The world of a university is weird.
It truly is its own universe with its own rules and understandings and super annoying people.
I have been out of school for a little over two years. My lest semester in college, I was student teaching, and while I did have to put together a final portfolio, I wasn’t going to classes or writing papers. And while I am hesitant to say that I was in the “real world” during those two years since a lot of it was spent both unemployed, underemployed, and still being supported by my parents even though I was married, it was much more real than this.
I am in a constant state of feeling both like an adult and a college freshman, all at the same time.
Here I am, teaching two college classes. I am in charge. I AM the teacher. I don’t report to anyone in the sense that no one has to approve what I’m doing in class. I give assignments. I grade papers. I hand out consequences when rules are broken. I decide if an absence is excused or not. I’m (basically) in charge. So much of my time is spent planning for classes and grading and responding to student e-mails and holding office hours that, at times, I feel like a true college instructor.
But then I’m also a student. I have to go to class, do readings, write papers, complete daily assignments, coordinate group projects, and just do everything that is involved with being a student. I go to the student center for coffee runs with my friends. We complain about papers. We make study nights (that usually involve a lot more snacking, drinks, and talking than studying…). We go out for classmate’s birthdays and laugh at buying them shots and giggling just like college kids do.
So where am I?
Am I an independent adult that has bills (grant, parents are still helping a little) and responsibilities, not only for my own academics, but for the educations of my students?
Or am I still a kid? Hiding behind the walls of this university and not truly being in the “real” world?
Where does one stop and the other start?
I know this doesn’t seem like a real problem. It’s very much a #firstworldproblem. VERY MUCH SO. And I know that. But it puts me in this weird state and I can’t quite figure out the balance yet or which world I’m supposed to be in.
The problem is also that I’m married. Yes, Mr. A may still be a student, but he’s a law student and they seem to be on a whole other level than I am. He has always been a bit of an old soul. Even in undergrad, he might go to the fraternity house for a little while, but he always left before me and I would meet up with him later. I am the social butterfly of the two of us.

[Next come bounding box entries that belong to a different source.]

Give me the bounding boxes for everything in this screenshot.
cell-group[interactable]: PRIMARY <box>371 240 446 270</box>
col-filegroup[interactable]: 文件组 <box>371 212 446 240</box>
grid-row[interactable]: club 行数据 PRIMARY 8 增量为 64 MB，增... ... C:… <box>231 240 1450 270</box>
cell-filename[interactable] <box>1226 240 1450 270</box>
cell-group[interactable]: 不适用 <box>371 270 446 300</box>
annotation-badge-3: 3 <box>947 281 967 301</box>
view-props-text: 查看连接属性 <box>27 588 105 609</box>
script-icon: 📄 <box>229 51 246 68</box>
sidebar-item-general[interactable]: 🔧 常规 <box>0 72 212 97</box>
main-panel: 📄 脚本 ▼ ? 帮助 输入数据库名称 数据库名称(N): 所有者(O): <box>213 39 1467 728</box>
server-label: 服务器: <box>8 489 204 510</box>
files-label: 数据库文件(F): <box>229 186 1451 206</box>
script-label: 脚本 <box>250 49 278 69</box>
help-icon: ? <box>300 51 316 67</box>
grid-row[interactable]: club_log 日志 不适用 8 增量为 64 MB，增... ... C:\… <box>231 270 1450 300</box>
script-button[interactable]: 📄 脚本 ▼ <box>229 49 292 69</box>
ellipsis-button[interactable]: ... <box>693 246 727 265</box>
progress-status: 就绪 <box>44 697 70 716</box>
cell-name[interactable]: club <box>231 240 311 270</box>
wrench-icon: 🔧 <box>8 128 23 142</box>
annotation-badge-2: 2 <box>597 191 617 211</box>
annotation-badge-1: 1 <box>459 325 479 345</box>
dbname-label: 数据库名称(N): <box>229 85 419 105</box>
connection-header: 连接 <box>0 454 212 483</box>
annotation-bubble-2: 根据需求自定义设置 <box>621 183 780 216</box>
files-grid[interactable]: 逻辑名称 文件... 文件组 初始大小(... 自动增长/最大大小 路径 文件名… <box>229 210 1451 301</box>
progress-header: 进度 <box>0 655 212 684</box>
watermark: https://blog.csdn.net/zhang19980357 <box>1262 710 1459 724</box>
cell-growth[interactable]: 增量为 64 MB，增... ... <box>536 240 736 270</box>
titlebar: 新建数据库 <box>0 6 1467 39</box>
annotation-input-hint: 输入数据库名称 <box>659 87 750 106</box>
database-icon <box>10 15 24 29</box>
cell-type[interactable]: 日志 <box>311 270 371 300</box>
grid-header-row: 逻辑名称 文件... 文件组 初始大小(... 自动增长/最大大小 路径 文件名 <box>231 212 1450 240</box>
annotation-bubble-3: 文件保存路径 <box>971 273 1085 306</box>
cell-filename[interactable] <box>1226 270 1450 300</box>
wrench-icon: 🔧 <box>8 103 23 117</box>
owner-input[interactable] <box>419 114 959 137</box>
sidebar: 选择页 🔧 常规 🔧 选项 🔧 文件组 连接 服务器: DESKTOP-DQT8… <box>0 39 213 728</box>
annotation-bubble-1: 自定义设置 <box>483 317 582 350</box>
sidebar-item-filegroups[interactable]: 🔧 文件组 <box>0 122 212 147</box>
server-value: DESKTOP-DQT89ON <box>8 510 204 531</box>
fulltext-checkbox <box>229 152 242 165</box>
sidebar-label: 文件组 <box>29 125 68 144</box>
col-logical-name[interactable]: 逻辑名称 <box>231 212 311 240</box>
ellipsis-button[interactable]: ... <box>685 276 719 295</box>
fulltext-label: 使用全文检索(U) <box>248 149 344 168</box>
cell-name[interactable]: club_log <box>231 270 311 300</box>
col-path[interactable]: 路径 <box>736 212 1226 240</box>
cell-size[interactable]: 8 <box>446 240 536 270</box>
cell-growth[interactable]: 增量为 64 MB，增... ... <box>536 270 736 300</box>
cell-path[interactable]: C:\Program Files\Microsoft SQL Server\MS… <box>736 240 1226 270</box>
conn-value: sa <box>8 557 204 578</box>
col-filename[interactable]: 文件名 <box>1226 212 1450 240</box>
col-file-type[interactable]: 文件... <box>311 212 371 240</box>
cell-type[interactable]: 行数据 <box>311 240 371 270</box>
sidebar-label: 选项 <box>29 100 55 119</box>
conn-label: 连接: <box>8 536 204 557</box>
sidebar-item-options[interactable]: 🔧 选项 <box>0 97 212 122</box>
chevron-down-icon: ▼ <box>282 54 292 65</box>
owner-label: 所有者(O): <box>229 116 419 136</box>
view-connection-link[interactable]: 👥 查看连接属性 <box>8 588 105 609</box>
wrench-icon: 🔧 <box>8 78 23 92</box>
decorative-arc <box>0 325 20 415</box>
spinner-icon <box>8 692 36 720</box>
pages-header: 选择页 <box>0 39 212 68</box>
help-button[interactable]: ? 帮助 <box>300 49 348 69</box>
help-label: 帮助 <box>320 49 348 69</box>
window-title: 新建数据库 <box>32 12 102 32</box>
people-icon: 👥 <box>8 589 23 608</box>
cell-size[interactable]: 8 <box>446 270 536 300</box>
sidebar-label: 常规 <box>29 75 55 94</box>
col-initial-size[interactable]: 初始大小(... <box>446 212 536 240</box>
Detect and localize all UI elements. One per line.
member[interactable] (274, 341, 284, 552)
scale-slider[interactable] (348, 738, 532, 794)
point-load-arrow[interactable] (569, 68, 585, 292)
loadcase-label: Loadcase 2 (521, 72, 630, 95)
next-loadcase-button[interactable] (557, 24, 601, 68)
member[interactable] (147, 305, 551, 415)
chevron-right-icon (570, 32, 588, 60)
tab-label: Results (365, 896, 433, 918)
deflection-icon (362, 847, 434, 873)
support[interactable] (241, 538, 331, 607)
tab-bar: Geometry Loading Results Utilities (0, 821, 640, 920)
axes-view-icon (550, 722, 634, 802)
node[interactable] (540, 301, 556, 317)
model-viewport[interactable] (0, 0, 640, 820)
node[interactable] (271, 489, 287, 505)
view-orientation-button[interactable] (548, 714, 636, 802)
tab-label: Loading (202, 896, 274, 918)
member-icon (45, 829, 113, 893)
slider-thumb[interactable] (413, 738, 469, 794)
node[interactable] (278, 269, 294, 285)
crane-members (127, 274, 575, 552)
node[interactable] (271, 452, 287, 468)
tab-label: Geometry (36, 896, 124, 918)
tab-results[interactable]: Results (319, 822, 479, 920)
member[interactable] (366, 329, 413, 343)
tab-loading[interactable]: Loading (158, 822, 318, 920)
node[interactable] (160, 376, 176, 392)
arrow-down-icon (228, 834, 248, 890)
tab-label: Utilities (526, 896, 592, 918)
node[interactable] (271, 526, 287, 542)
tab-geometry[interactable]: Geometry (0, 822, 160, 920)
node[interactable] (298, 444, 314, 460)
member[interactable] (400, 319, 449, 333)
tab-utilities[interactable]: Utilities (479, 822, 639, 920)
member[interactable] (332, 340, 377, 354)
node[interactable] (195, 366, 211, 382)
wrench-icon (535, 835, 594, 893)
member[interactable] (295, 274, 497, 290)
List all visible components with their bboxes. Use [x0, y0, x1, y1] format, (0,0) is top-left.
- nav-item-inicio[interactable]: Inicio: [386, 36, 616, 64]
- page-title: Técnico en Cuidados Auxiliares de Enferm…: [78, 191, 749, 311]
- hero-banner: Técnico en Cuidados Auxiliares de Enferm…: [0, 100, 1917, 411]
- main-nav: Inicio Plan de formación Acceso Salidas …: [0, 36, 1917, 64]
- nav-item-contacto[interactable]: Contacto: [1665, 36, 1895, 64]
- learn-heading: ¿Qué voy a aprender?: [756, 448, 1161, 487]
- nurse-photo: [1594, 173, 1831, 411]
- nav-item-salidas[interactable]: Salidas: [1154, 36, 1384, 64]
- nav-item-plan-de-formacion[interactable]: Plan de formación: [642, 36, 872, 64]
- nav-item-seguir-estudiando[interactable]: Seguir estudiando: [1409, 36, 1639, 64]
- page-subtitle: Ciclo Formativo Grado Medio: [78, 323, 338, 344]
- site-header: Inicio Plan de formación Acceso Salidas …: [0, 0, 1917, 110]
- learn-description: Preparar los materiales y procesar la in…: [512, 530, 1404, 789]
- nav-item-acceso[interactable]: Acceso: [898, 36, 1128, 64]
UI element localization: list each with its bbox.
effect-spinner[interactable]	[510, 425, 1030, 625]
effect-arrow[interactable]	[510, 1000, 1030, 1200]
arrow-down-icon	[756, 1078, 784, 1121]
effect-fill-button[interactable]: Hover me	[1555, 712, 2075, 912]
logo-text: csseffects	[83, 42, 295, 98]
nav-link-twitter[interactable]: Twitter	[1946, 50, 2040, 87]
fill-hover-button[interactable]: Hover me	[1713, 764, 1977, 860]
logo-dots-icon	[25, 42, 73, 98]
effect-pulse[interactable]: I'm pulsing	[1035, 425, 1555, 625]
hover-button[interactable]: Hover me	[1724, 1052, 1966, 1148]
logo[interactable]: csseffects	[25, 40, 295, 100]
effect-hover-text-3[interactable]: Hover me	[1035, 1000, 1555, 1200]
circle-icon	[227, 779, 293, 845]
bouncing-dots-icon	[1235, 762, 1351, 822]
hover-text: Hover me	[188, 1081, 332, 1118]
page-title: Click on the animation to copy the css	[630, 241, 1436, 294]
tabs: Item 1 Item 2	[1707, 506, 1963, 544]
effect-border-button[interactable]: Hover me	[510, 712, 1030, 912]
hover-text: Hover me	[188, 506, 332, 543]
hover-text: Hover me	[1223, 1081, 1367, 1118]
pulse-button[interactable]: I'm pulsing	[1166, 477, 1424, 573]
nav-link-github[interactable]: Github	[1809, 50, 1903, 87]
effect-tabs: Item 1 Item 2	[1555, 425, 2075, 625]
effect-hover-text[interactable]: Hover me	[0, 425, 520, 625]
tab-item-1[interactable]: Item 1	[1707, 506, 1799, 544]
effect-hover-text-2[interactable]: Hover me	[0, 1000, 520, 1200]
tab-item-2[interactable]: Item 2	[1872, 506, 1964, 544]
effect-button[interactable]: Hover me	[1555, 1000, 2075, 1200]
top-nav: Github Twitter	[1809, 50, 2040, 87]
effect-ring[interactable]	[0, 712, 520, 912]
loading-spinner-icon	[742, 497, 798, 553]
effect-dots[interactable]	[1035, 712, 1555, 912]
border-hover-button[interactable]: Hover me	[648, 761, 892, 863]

So now that I have all these awesome new friends, I want to go do stuff with them and hang out and go to the mall and go to movies and make dinner and everything they are doing.
But I have a husband at home that, while he likes my friends, he likes his downtime a whole lot more. And I’m feeling a little torn.
Believe me. I know where my loyalties lie. If it ever came to it, I will always pick my husband. I love him and would do anything for him. However, I also have new friends and people to mingle with and make connections and just become better friends with.
This whole balancing act thing has not been nearly as easy and I thought it was going to be. I’m nearly halfway through my first semester and I still can’t seem to find a way to make it all mesh together and work.
I guess that’s life. Figuring out how to prioritize and meet all the responsibilities while still being yourself.
I’m not going to figure this out anytime soon, am I?